By noon, the Archbishop's proctor, a priest named Brother William with a face like a dried apple and eyes that stayed fixed on his ledger, stood in the doorway. He didn't enter; the sheer noise of the machinery seemed to push him back against the stone sill. He watched the mechanical shuttles fly, his mouth slightly open, his hand hovering over the silver crucifix at his breast as if unsure whether to bless the room or banish it.

Thomas walked toward him, his hand extended in the secular greeting he had used with contractors in a life that felt more like a book he had once read than a reality he had lived.

"Brother William," Thomas said, his voice raised against the din of the looms. "You are here for the Archbishop's tithe."

"The... the bales, Lord Thomas," the priest stammered, his eyes tracking a leather belt as it whirled past a ceiling joist. "The covenant was for forty. My lord Anselm has already advanced the silver to the builders of the cathedral at Oakhaven. They cannot lay the floor without the profit of this wool."

"You shall have twenty bales before the sun hits the ridge," Thomas said, guiding the priest out of the roaring hall and into the quiet grease-scented air of the yard. "And the remaining twenty will be at the city gates before the next sabbath. The fever took our hands, Brother William, but the iron does not get sick. Look at them. They are weaving three times faster than any master in Oakhaven."

William looked at the wagons being loaded by the river. He saw the uniform width of the cloth, the perfect symmetry of the weave. He knew the value of it in the markets of the south; it was worth double the rough wool of the standard manor looms.

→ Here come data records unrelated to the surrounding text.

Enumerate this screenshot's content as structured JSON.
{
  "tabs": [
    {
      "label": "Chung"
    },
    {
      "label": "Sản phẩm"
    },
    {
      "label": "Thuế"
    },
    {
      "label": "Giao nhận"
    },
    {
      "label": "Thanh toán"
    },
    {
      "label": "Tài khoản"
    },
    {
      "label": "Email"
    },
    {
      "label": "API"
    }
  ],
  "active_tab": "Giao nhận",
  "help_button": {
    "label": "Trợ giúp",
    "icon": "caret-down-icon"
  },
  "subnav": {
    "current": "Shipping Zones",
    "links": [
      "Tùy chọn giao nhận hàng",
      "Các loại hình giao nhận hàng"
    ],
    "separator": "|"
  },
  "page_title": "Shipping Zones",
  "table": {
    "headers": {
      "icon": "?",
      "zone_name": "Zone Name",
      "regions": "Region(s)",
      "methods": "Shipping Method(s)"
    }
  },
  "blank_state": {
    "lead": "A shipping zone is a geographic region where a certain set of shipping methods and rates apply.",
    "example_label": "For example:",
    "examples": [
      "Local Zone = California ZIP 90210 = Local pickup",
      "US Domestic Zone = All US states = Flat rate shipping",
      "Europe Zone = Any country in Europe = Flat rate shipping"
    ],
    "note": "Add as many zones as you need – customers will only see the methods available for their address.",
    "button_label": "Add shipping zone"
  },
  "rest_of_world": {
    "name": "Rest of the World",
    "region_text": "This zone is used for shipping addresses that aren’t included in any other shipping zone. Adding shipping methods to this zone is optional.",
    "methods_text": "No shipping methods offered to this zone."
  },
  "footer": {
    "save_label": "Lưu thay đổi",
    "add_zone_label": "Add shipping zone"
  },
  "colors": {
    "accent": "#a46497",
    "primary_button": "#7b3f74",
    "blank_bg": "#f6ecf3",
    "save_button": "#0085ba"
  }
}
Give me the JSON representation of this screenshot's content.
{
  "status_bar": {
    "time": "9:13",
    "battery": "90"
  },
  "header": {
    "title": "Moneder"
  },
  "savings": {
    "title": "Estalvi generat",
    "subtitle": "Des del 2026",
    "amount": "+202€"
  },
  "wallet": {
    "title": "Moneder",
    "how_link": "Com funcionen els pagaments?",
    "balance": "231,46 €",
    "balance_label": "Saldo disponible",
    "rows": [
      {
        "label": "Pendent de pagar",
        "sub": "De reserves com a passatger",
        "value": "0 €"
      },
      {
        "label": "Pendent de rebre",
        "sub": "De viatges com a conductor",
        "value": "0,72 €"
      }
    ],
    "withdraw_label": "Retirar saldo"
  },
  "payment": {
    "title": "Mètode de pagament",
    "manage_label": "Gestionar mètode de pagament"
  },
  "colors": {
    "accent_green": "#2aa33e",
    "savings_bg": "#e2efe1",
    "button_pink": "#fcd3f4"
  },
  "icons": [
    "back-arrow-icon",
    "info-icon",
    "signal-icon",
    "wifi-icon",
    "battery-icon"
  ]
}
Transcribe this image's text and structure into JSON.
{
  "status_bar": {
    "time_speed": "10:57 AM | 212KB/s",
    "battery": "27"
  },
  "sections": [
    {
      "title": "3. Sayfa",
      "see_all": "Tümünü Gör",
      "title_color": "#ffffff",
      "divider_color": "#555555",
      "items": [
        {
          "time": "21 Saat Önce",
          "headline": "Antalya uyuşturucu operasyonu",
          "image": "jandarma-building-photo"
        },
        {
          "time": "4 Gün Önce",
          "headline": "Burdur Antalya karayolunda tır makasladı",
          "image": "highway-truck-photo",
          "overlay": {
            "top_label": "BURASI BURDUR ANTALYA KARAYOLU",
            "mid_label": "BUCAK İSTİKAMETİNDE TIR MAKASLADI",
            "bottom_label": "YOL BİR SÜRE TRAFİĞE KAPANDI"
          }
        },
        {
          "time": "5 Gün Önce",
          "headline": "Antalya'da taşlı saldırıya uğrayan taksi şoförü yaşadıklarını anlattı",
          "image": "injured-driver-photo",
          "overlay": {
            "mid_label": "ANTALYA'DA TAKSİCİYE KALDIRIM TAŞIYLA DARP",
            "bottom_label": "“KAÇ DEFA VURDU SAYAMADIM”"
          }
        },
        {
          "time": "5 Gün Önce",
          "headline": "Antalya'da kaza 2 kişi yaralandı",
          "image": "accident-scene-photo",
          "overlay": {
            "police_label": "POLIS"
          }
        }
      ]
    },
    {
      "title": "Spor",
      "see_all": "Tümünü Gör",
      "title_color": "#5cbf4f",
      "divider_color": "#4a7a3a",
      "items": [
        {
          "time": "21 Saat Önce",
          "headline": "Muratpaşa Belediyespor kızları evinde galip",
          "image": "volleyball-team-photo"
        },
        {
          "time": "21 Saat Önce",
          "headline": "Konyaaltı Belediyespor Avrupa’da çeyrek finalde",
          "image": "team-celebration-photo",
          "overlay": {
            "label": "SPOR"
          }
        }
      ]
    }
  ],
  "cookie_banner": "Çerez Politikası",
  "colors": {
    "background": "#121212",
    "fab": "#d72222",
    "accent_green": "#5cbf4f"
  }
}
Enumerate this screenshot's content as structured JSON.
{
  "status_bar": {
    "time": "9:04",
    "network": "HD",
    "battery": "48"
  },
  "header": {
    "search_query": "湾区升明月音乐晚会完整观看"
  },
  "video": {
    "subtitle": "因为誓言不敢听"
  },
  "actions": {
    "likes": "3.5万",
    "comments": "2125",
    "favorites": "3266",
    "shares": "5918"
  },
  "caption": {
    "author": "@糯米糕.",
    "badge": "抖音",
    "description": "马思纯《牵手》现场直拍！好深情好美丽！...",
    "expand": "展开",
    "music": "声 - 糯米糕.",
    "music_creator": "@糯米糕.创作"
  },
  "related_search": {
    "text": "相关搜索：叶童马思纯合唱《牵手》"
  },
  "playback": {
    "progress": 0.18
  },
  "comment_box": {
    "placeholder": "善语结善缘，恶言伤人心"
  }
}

"The Archbishop will be pleased with the quality," William murmured, his fingers touching the edge of a finished bale. "But he will be displeased with the delay. There are those in the chapter house who say this valley is growing too loud, Thomas. They say the smoke from your hill can be seen from the cathedral towers on a clear day, and they wonder what kind of incense you are burning here."

"We are burning coal, Brother William," Thomas said, his eyes turning toward the hills where the engine was still thumping in the deep dark of the silver mine. "The kind that stays hot long after the wood is ash. It is the fuel of the work, nothing more."

As the priest's wagons creaked out through the gates later that afternoon, their wheels sinking deep into the grey mud of the pass, Thomas stood by the schoolhouse wall. He pulled out the glass device, his thumb touching the screen automatically.

A single notification was waiting, a delayed relay from the boundary line.

Sarah: Found your old notebook from the freshman physics lab. The one where you drew the diagrams for the steam piston and wrote 'This will change the world' in the margin. I used to think you were just being dramatic. I get it now. Miss you, Tom.

Thomas leaned his head against the damp stone of the barn. The text was a message from a ghost, an echo from a world that was moving away from him at eighty-eight percent anchor integrity. He looked down at his hand, at the grease under his nails and the cold mud on his boots.

He hadn't changed the world yet. But as the rhythmic thud-clack of the factory continued behind him, he knew he had changed the valley enough that it would never be able to go back to the dark.